Junto al puerto se venden bocadillos de caballla, y los puestos de fruta exhiben su variedad y color para atraer al viandante e invitarle a probar. Todo se dispone para que quede cerca del estambulí y de los turistas. Muchos restaurantes muestran en grandes escaparates los suculentos platos que se pueden comer dentro. Y las dulcerías proliferan doquier, atrayendo los ojos de los más golosos, pero igualmente de los simples curiosos, mostrando una gran variedad de formas y colores en sus productos.







































El bazar egipcio, cerca del puerto de Eminonu, encanta con los olores de sus variadas especias y yerbas para infusiones, con los olores y colores de estas; pero también, nuevamente, con los apetitosos dulces que nos invitan a probar para convencer al visitante de que merece la pena comprar algunos. ¿Quién, en efecto, puede salir de allí sin nada en las manos?

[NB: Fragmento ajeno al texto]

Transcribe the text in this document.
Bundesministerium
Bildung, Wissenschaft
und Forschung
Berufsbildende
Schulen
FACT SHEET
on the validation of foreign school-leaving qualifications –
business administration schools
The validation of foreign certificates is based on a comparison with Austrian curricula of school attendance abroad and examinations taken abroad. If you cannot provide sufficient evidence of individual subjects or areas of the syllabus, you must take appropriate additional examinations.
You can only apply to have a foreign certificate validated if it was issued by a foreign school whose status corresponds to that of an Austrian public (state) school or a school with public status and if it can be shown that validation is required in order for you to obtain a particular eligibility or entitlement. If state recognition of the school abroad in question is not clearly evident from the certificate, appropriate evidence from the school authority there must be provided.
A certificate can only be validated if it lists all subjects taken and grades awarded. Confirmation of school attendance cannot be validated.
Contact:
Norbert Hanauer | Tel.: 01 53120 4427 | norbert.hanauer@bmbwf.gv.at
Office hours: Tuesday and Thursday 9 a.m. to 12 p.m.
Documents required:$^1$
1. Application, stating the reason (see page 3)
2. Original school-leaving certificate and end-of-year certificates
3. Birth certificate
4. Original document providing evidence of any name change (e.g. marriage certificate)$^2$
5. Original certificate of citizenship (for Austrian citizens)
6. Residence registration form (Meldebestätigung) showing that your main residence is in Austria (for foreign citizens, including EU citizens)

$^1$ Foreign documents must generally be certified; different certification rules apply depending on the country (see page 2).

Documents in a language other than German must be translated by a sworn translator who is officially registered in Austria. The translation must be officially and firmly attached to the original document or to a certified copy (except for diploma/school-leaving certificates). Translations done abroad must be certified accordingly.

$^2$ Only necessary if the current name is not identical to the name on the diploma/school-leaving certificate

La máxima expresión de este mercadeo se da en el Gran Bazar, casi todo un barrio cubierto, con su dédalo de calles y rincones, llenos de tiendas de todo tipo de mercancía: oro, plata, ropa, cuero, antigüedades, alfombras, cerámica, objetos de recuerdos, especias, infusiones, alimentos… Todo un mundo, en fin, preparado para comprar y vender, para negociar precios y, quizás, para fomentar relaciones. Hay además en el Gran Bazar cafeterías, restaurantes y hasta lugares de rezo cuando llega el momento de la oración al musulmán más ortodoxo. Un mundo abigarrado en todos los sentidos, aunque ordenado. Catorce puertas comunican este bazar con el exterior. Y fuera, al aire libre, hay otro bazar más grande aún, sin límites precisos, pues todas las calles aledañas siguen mostrando tiendas por doquier, hasta lograr saturar al vendedor y arrojarle a la indiferencia. Aunque esta afirmación la hago sobre todo por mí, que vagaba sin rumbo, por el mero afán de mirar y comprar quizás algún recuerdo. Supongo que para el ciudadano que desea comprar cosas concretas, este barrio y sus inmediaciones, debe de ser el adecuado. Para el mero turista puede ser sorprendente pero al mismo tiempo cansado. Lo era al menos en mí y mis compañeras de viaje, quienes con las compras ya hechas, deseosos de comer, estuvimos buscando por los alrededores, vagando de aquí para allá sin éxito, durante más de una hora, finalmente agotados.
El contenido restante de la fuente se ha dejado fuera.